Nemo and the inner workings of climate change models
After winter storm ‘Nemo’ dropped two feet of snow on us a couple weeks ago, it took the City of Boston two days to plow one of the roads leading to my home. The other was still buried beneath a thick, icy blanket for another day. The term “global warming” has been sitting on our lips for almost four decades, could it be the city no longer sees a need for plows in the age of climate change? If so, it should take a look at a 2011 study by Northeastern professor Auroop Ganguly and graduate student Evan Kodra.
Despite the overall warming trend in our climate, the 2011 paper suggests that cold snaps like the ones we’ve seen this winter (but were almost entirely absent here in New England last winter) will persist through the end of the century. I understand that climate is a long term version of the short term thing we call weather, but what I didn’t understand before an e-chat with Kodra was how exactly he and his colleagues are able to make meaningful statements about it. Below is a recap of what I learned in our “conversation.”
A wide range of experts all over the world have developed a series of climate change models that people like Kodra and Ganguly use to analyze the impacts of various climate change scenarios on the planet. The models are big computational algorithms of extreme complexity that integrate information about things like atmospheric circulation patterns, the shape of land masses and watersheds around the globe, mountain and vegetation coverage, and existing observational data, to name a few factors. The models break up the globe into a massive grid in which each parcel is treated as an individual unit, Kodra told me. “When the models run, they produce discrete values over the globe, and variables like temperature and rainfall are output at each rectangle for each time step,” he said. “Often the assumption is that these variables represent the average weather happening within that cell of the earth for that day.”
Evaluating climate models is a huge undertaking in its own right, said Kodra, whose work happens to be focused, in part, on that very thing. Two basic approaches look at the “skill” and “consensus” of various models, respectively. A “skillful” model is able to predict historical data with high accuracy. For instance, a prediction about the climate in 2011, based on earlier data, would check well against actual 2011 data. The consensus approach assumes that when multiple climate models, each of which uses a totally different set of data and algorithms, come up with the same results, those results are likely to be correct. A third approach “has tried to balance the two notions,” said Kodra. But, evaluating models has turned out to be an incredibly difficult task.

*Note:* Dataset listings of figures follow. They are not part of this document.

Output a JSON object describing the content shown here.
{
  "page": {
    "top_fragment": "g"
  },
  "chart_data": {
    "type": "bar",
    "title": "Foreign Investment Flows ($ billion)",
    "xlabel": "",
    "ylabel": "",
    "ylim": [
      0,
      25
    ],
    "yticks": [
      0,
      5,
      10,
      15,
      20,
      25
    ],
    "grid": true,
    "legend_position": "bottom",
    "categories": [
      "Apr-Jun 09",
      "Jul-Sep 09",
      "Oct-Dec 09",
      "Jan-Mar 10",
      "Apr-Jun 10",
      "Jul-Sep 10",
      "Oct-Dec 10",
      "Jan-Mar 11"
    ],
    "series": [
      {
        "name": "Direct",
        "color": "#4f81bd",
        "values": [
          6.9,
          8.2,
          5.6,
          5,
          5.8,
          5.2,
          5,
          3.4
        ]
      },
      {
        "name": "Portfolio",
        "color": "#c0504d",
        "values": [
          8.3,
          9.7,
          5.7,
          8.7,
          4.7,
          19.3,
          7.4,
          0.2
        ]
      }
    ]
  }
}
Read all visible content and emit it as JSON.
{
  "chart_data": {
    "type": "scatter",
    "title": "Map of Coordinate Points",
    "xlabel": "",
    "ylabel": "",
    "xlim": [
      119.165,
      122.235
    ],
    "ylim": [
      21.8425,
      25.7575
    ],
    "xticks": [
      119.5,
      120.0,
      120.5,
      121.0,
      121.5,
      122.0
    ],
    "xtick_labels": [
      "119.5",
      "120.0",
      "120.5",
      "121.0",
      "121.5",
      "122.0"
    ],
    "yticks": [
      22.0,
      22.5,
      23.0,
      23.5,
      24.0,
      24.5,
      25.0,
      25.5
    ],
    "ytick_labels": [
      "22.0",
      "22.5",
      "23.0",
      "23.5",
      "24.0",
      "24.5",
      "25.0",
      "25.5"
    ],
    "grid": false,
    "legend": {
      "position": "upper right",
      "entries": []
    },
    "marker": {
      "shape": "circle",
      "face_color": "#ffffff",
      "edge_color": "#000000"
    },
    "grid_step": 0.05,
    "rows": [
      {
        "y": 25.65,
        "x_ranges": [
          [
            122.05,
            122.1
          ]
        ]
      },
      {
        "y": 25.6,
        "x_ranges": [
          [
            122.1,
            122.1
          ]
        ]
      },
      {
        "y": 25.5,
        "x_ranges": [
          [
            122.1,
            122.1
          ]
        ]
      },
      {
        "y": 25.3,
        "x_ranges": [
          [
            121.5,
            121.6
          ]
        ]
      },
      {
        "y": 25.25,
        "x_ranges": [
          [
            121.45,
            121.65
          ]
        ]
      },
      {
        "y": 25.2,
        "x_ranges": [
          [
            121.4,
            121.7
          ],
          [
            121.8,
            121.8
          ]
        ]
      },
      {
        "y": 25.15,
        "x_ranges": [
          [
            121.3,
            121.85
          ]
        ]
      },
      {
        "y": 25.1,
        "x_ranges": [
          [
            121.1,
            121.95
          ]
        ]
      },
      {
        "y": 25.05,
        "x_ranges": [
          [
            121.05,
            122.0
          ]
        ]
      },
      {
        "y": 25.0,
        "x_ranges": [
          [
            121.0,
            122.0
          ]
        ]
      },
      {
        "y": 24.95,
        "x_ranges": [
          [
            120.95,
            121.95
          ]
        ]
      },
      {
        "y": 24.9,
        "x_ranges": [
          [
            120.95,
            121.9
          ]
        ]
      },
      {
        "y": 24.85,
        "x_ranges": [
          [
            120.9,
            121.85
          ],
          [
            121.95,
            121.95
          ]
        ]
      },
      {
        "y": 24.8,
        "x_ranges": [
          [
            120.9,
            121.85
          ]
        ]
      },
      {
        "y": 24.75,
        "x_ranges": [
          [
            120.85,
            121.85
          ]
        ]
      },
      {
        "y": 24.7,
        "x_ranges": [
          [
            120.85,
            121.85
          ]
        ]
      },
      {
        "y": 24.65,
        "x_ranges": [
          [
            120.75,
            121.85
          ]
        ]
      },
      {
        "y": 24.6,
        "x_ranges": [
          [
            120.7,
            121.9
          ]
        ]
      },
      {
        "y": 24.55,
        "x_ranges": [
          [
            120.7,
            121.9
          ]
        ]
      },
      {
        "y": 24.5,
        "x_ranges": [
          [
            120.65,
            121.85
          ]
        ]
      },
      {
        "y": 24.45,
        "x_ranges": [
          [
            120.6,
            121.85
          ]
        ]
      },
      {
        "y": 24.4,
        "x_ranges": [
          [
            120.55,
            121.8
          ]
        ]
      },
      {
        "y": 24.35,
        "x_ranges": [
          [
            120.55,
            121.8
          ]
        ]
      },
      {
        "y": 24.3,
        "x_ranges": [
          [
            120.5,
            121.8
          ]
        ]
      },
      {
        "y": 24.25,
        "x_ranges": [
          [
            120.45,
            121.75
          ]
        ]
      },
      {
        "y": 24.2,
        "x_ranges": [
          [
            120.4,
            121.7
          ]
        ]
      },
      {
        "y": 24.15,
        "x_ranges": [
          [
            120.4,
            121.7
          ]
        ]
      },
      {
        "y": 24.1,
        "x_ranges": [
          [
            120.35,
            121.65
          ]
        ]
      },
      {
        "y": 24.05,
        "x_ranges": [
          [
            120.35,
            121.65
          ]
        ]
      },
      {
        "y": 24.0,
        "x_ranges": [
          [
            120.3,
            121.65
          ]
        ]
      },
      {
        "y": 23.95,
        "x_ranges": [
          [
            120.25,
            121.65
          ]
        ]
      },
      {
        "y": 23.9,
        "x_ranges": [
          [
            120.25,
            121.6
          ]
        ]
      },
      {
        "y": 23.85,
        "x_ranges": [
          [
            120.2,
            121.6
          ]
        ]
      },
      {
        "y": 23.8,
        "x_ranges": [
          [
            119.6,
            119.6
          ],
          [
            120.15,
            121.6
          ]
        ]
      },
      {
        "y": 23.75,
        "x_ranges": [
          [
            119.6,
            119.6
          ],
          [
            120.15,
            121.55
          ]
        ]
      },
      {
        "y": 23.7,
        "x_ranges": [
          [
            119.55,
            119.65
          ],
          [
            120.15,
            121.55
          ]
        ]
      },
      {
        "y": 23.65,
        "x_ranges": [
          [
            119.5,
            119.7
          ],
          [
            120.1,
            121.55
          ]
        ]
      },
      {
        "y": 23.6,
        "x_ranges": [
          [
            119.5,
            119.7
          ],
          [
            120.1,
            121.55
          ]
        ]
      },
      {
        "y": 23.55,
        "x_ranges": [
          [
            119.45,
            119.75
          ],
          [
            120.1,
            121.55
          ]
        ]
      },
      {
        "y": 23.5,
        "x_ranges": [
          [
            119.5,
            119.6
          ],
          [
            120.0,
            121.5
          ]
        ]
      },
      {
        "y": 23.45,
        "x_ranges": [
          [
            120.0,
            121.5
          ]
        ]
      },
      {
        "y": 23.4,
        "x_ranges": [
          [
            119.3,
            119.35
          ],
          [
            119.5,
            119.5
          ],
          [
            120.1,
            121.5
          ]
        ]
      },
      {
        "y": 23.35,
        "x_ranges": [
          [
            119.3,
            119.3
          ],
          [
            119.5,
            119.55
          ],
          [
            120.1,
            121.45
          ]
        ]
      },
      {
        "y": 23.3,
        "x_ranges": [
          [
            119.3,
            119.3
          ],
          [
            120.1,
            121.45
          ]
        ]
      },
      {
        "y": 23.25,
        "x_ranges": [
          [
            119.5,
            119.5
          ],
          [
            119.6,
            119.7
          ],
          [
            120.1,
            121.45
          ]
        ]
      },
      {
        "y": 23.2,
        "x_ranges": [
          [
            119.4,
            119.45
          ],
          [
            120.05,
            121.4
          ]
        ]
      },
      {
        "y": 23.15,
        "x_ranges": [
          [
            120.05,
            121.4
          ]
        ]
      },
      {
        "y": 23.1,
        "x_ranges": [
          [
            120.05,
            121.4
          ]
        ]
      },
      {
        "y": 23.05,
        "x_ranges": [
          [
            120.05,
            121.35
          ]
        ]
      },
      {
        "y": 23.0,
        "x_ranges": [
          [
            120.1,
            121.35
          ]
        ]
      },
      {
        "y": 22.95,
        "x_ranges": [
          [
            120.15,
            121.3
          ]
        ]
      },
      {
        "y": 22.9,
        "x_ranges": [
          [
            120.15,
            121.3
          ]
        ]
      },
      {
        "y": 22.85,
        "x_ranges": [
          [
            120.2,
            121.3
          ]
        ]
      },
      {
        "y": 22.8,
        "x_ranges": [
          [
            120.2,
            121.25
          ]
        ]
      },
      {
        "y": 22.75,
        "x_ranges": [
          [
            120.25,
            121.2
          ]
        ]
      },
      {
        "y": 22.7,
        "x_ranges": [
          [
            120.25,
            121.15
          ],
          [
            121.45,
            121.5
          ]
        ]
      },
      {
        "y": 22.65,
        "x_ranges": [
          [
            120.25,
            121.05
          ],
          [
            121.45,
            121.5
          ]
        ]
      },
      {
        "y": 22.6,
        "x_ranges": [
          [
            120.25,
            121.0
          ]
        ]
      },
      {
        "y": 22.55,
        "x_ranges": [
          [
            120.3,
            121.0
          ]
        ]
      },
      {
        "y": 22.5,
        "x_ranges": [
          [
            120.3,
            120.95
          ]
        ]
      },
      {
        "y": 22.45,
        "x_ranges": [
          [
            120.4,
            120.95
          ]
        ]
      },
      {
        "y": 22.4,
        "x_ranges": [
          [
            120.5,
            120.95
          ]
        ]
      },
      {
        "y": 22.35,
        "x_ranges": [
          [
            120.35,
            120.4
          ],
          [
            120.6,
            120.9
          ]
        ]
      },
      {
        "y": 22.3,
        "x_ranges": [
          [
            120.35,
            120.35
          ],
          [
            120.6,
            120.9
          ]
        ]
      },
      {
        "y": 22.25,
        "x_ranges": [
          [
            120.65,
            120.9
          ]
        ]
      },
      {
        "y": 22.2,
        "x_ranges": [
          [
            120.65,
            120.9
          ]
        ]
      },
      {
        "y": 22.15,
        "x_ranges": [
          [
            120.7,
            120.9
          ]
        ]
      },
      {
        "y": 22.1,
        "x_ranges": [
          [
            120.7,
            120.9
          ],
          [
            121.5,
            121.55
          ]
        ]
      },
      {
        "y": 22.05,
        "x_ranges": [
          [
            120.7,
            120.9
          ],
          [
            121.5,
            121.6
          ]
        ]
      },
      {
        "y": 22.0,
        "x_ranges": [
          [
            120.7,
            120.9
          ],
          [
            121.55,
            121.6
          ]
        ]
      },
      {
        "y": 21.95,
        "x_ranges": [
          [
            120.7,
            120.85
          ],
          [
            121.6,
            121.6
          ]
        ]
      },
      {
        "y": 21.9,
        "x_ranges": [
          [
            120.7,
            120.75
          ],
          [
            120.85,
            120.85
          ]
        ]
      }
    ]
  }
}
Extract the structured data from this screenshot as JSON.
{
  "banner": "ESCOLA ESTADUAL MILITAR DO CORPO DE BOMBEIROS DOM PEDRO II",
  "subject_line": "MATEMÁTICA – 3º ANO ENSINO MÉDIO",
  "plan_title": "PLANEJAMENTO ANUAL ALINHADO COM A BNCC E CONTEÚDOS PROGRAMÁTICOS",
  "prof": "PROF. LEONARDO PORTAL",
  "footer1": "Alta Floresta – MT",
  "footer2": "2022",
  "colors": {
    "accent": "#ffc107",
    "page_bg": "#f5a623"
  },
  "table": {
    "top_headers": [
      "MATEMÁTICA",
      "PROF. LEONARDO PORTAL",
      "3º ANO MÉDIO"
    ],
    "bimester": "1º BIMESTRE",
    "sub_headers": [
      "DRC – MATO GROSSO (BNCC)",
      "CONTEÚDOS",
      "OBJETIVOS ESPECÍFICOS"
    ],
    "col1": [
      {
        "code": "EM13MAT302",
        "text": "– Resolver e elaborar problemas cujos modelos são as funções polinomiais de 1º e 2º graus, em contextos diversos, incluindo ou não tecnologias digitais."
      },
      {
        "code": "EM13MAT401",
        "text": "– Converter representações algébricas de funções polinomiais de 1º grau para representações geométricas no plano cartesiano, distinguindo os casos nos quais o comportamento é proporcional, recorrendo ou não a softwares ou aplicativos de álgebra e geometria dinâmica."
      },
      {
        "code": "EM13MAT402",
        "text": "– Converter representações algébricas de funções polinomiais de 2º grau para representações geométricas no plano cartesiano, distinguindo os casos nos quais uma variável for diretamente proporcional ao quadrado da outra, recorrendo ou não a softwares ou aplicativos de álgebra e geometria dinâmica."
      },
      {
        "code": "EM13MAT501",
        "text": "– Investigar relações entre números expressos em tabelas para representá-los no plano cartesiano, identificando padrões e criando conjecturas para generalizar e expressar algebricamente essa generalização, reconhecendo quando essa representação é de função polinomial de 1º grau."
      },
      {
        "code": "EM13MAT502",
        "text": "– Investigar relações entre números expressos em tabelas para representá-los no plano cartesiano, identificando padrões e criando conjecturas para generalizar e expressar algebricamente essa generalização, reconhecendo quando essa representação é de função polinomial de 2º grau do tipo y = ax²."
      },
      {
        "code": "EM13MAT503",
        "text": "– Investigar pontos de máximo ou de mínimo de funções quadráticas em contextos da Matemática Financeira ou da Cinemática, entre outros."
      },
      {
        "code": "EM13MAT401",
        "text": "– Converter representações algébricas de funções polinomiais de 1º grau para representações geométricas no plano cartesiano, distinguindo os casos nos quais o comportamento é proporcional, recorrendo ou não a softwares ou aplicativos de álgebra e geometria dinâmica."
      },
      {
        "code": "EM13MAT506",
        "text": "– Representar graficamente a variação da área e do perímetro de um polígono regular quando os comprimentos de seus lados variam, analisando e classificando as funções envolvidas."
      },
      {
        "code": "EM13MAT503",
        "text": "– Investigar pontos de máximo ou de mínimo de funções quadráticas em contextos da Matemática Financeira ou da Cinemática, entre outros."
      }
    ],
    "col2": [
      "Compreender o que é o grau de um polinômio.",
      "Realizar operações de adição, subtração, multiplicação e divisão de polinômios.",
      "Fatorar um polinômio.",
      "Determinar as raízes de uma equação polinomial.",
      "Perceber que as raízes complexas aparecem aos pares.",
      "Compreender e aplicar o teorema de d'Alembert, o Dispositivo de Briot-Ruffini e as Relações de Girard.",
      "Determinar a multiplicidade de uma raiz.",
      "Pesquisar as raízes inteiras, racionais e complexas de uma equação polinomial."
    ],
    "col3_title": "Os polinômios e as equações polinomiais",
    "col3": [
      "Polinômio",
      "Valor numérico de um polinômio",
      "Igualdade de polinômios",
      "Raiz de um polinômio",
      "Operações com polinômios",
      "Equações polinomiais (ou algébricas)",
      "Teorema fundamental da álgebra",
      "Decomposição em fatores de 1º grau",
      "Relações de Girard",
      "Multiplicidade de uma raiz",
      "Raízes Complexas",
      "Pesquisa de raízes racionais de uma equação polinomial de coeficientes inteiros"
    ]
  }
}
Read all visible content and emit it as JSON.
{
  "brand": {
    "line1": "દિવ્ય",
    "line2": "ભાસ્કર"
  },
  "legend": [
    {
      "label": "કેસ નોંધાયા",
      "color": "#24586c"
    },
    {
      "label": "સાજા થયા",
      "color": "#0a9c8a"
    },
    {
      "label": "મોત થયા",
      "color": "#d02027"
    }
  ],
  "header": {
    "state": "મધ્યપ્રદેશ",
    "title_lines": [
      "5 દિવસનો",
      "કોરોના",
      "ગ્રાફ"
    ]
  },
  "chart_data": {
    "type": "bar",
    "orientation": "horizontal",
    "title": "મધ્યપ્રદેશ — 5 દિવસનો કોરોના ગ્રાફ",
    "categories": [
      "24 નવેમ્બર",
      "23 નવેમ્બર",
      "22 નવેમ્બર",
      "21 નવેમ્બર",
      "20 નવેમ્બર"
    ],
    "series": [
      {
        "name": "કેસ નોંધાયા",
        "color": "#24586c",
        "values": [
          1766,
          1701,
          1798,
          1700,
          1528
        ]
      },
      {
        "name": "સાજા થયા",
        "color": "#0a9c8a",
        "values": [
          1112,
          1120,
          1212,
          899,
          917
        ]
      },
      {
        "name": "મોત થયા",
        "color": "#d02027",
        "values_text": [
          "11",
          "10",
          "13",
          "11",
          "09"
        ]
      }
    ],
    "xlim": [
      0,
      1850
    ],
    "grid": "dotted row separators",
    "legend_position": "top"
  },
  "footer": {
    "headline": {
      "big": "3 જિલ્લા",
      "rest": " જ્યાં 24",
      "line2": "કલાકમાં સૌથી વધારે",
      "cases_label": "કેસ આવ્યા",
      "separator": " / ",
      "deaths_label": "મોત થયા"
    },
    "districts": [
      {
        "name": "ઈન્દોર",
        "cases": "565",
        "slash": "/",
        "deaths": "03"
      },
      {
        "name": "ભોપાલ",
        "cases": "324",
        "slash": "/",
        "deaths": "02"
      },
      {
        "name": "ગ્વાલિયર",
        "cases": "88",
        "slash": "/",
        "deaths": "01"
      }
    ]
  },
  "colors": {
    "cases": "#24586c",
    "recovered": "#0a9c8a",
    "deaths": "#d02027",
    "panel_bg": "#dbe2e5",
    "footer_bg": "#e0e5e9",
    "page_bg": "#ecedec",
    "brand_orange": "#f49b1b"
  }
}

Additionally, the models seem to break down at the very local scale. “This gap is thought to be related to micro-scale physical processes that the community cannot represent well physically,” said Kodra. Also, the cells of the giant grid I mentioned above seem to be too big right now to get really detailed information about local environments. “Unfortunately, local decision makers usually need reliable predictions at these scales and find global predictions, where simulations are more realistic in the aggregate, less immediately relevant,” Kodra noted.
So where does this leave us? “It’s entirely possible that we could chalk Nemo up to natural variability that we have seeing for so long in New England, and in fact this is the most plausible explanation,” Kodra told me. But here’s the catch: The natural variability we’re all so used to in this part of the country is not always masked by the overall warming trend. “Hence, extremely cold weather will still pop up in the future,” he said. Some researchers are suggesting that warming taking place in one part of the world triggers cooling events in other regions. “Our personal view is that these remain hypotheses that need to be proven more rigorously for wider scientific acceptability.”
And this is generally where Ganguly and Kodra are headed. Since 2011 they have been exploring more deeply the hot and cold extremes that multiple climate models predict along with how those extremes will impact various sectors of society, from public health to the energy grid, Kodra said. He is also using his expertise as a statistician to compare the large datasets that come from climate models with large observational datasets. “The end goal is to build a succinct and reliable description of uncertainty in extremes that could eventually be helpful in decision making.”
Bottom line? Don’t get rid of the plows! We’re going to need them for a long time to come. But that doesn’t, by any means, negate the overall warming trend.